The message thus serves as a diagnostic waypoint: it confirms that the current optimization strategies have hit a ceiling imposed by the virtualization layer. The assistant's next steps—exploring the flashinfer_trtllm MoE backend—represent a continuation of the search for software-level gains, but the fundamental bottleneck remains unresolved.
Conclusion
Message [msg 824] is a study in disciplined engineering measurement.

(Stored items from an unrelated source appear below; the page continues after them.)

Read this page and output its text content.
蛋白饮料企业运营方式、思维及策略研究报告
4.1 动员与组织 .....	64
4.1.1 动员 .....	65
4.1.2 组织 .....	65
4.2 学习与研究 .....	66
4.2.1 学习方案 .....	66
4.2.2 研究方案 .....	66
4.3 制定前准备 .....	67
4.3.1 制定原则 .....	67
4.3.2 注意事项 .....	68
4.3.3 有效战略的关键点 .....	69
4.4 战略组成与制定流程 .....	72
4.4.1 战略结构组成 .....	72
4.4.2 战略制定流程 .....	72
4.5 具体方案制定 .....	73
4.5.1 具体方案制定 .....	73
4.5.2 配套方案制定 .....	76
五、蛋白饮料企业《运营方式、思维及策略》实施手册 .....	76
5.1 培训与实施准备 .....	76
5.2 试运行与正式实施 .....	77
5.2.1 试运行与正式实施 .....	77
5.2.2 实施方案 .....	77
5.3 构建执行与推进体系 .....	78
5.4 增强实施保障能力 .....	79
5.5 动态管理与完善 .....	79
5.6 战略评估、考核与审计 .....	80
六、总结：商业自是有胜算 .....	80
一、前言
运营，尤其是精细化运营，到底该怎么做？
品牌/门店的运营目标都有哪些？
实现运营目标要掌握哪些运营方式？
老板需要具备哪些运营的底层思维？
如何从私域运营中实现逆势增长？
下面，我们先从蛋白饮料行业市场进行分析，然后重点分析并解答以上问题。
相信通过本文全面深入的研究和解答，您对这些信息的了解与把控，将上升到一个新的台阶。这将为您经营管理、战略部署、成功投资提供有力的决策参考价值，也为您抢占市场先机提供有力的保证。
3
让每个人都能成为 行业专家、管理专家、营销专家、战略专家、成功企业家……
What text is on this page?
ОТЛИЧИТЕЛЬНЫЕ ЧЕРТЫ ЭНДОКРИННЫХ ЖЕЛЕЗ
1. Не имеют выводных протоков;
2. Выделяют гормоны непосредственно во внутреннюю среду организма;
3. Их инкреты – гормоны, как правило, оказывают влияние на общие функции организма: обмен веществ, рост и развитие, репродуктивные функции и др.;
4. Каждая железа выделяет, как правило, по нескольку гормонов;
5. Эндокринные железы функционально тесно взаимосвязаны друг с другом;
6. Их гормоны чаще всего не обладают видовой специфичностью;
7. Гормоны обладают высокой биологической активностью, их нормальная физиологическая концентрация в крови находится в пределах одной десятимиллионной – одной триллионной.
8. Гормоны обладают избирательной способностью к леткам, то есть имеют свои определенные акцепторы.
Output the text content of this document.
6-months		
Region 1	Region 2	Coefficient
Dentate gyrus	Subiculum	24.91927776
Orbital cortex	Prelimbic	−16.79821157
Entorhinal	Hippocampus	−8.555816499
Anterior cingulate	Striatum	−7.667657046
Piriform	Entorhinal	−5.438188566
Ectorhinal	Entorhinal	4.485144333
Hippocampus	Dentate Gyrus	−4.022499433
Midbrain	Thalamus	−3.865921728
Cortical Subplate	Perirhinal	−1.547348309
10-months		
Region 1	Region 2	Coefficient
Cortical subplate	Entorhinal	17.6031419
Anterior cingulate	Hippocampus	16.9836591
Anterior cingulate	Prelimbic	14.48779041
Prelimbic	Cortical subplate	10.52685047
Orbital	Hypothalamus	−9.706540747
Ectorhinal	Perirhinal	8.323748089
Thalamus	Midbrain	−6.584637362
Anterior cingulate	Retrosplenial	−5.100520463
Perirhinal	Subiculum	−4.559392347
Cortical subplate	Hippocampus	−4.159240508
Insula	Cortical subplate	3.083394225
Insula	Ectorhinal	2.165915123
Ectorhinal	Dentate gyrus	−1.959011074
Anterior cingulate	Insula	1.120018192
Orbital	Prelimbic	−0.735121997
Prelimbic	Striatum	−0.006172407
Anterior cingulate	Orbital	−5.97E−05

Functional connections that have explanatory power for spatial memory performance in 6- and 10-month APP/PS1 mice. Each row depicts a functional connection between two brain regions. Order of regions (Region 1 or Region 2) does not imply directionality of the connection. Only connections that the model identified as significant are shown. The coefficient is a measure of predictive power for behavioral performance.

In a single command, the assistant tests a hypothesis, produces a clear result, and generates actionable knowledge—even though that knowledge is negative. The benchmark output of 2,741.74 total tok/s tells the assistant (and the reader) that --num-continuous-decode-steps 4 is not the path forward. The real value lies not in the number itself but in what it represents: the systematic narrowing of the optimization space, the elimination of one more variable, and the growing clarity that the bottleneck lies deeper than any software parameter can reach.